Perché molte persone sembrano più ‘convinte’ dallo scientismo che da altri tipi di posizioni filosofiche? C’entra la presunta evidenza oggettiva della scienza?

«Certo. La scienza oggi gode di un’altissima reputazione tra il pubblico, ed è sicuramente una reputazione meritata. (Ci sono, comunque, numerose eccezioni: basti pensare a tutti coloro che contestano i vaccini o che sono scettici sul cambiamento climatico.) Uno dei motivi per cui lo scientismo è pericoloso è che proietta un’immagine della scienza come una nuova religione, immagine che non può che nuocere alla scienza stessa. Inoltre, l’oggettività è un concetto molto più complesso e delicato di quanto molti scientisti sembrino ammettere. Per quanto di grande successo, la scienza è comunque un’attività umana, e gli esseri umani non sono mai obiettivi: soffrono di gelosie, perseguono fama e denaro, usano il potere per prevalere sui loro rivali. E gli scienziati non fanno eccezione». 

Come si risponde allo scientismo senza sacrificare la scienza?

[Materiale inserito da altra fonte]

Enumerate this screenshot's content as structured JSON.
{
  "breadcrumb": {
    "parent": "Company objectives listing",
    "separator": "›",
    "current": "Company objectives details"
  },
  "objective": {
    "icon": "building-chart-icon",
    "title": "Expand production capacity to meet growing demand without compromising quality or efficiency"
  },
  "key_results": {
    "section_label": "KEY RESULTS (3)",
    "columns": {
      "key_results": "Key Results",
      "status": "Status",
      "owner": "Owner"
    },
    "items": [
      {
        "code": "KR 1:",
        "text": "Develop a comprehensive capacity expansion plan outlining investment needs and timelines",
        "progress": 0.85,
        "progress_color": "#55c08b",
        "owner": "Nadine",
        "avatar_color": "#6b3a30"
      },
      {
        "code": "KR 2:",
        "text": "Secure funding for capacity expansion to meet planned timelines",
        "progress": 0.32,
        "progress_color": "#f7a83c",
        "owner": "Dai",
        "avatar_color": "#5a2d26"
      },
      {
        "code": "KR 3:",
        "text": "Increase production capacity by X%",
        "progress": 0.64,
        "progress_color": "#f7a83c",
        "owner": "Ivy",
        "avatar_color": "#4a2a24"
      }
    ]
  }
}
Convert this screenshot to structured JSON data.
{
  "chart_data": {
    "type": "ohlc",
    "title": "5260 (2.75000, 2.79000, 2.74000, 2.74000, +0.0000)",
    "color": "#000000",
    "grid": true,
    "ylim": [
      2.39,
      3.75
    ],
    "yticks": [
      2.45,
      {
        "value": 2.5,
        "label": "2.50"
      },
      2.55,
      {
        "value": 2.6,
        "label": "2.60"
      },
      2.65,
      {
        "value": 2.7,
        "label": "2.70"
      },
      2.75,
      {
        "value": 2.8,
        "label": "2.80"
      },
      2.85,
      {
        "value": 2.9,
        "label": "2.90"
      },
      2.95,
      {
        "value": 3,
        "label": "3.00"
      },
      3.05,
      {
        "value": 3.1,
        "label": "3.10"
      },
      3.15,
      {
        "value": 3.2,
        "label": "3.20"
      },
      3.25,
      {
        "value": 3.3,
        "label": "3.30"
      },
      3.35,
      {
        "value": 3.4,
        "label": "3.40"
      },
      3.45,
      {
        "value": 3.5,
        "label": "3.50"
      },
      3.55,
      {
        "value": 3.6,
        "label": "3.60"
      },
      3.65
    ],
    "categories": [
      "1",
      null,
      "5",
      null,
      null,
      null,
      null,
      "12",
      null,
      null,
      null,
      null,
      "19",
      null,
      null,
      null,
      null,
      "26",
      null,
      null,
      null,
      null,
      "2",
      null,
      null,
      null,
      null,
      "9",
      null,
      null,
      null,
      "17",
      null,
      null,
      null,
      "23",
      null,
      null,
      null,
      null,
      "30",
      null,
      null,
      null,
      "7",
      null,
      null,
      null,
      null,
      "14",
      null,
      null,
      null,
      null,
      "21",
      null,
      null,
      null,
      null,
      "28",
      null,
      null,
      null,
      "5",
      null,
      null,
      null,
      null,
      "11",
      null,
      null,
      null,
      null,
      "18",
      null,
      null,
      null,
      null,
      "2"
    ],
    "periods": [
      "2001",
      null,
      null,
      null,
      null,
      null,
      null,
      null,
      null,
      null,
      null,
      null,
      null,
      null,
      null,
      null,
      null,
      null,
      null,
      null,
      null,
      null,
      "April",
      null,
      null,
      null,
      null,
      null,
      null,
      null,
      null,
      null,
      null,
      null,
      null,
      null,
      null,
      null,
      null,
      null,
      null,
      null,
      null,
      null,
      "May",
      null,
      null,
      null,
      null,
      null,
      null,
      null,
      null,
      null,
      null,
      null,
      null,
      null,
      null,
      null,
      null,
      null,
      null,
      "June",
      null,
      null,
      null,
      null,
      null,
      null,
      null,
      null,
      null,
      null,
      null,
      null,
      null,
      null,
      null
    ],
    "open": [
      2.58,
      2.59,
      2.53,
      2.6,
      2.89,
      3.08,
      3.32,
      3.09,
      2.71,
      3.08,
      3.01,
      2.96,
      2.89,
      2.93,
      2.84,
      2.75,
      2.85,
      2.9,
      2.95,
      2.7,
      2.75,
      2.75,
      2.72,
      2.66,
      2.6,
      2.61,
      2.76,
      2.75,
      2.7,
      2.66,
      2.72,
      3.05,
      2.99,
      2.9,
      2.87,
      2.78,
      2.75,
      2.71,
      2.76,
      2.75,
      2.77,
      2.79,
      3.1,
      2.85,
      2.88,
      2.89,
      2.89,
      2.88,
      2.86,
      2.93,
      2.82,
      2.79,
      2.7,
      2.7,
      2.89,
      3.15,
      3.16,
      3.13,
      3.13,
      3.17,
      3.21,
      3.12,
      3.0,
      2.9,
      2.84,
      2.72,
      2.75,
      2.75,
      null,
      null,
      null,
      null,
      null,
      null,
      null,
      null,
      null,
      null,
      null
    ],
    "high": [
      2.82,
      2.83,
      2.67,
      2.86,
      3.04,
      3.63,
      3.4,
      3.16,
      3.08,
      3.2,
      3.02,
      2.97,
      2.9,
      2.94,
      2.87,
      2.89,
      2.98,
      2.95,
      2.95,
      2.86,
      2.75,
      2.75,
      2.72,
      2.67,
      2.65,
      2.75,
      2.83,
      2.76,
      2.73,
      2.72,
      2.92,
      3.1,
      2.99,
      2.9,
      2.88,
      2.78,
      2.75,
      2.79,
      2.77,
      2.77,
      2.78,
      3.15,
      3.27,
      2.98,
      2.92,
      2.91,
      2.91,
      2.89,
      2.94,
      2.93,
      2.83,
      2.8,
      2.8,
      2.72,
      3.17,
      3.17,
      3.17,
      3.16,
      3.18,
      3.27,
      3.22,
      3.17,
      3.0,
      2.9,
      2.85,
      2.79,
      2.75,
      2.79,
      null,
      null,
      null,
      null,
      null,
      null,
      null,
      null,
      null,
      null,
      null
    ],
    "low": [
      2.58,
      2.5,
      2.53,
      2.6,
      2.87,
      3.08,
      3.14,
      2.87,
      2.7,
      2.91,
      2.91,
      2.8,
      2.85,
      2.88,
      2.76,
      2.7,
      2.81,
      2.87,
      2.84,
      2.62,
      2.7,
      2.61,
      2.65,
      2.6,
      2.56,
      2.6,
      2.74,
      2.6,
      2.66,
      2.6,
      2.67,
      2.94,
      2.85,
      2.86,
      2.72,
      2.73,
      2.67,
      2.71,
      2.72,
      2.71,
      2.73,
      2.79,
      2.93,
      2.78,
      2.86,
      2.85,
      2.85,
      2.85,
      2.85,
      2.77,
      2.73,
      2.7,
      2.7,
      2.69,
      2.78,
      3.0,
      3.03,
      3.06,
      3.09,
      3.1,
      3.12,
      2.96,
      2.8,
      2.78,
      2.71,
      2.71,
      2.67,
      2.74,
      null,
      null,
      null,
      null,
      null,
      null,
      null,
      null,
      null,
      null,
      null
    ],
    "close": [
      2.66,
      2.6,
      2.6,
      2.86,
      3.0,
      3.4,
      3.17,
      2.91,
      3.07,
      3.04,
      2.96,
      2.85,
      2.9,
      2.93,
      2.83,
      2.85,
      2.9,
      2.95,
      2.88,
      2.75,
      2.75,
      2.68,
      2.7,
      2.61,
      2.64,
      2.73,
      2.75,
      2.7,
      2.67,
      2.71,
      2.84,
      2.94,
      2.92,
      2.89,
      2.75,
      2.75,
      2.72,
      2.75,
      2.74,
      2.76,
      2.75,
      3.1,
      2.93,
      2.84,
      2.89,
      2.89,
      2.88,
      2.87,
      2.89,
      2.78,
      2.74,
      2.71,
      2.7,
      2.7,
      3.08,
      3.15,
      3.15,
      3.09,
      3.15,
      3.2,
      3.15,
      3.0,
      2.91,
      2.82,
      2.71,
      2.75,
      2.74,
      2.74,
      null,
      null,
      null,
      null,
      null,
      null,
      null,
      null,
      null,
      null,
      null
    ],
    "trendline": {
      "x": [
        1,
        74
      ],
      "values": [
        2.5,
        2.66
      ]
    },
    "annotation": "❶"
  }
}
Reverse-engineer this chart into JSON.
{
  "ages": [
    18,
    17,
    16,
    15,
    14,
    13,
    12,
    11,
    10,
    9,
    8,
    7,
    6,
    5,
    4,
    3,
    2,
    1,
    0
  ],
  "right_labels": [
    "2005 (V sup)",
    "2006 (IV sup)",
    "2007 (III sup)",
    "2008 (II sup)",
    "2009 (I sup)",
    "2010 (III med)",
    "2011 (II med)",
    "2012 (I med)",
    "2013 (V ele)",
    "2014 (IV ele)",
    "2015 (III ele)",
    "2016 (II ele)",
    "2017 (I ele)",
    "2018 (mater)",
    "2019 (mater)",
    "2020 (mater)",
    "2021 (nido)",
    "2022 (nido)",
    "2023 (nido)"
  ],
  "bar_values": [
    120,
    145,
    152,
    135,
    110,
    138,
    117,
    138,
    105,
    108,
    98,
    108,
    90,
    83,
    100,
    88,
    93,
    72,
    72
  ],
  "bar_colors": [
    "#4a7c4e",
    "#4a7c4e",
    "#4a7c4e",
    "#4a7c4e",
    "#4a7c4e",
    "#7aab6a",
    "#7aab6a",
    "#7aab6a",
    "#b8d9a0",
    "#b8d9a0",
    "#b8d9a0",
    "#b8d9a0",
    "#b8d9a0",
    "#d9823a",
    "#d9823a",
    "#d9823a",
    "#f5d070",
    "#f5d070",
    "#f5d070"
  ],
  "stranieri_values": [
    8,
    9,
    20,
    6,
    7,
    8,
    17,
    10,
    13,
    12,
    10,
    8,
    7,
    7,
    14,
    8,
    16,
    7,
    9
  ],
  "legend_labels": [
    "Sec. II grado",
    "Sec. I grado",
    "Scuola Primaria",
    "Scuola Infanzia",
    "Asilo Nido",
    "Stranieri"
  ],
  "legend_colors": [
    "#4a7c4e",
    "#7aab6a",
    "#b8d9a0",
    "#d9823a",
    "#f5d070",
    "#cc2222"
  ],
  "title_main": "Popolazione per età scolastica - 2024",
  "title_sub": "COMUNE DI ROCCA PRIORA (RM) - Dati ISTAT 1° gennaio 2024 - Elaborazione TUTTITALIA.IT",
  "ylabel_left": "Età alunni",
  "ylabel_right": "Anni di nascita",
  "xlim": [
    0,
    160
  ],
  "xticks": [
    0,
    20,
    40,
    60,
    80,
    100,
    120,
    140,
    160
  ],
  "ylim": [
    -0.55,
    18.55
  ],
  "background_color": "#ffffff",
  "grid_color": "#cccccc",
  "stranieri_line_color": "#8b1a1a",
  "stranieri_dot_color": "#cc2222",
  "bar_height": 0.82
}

«In due maniere: primo, sta agli scienziati presentare la scienza come un’attività fallibile, che non ha tutte le risposte, e che è aperta al dialogo e alla revisione. Secondo, con un maggiore rispetto degli scienziati per le discipline umanistiche».

Lei è un biologo diventato filosofo della scienza. Ma ha anche scritto un libro di successo sullo stoicismo ( Come essere stoici. Riscoprire la spiritualità degli antichi per vivere una vita moderna, Garzanti). Quali sono, per usare un gioco di parole, le virtù di questo orientamentoetico ed esistenziale?

Lo stoicismo è una filosofia di vita, cioè una filosofia pratica, di origine greco-romana. In breve, lo stoicismo ci insegna a diventare persone migliori perché l’enfasi è sulla pratica etica (attraverso le quattro virtù cardinali). È una filosofia cosmopolita che non riconosce confini nazionali e che sostiene l’uguaglianza di tutti gli esseri umani. Infine, una delle sue idee fondamentali è quella della cosiddetta dicotomia del controllo: noi controlliamo solo i nostri giudizi e le nostre intenzioni, tutto il resto può essere da noi influenzato, ma alla fine dipende più da fattori esterni. Una volta che questa dicotomia è stata interiorizzata, si vede il mondo in maniera diversa, concentrando le proprie energie su giudizi e intenzioni, e accettando il resto come viene».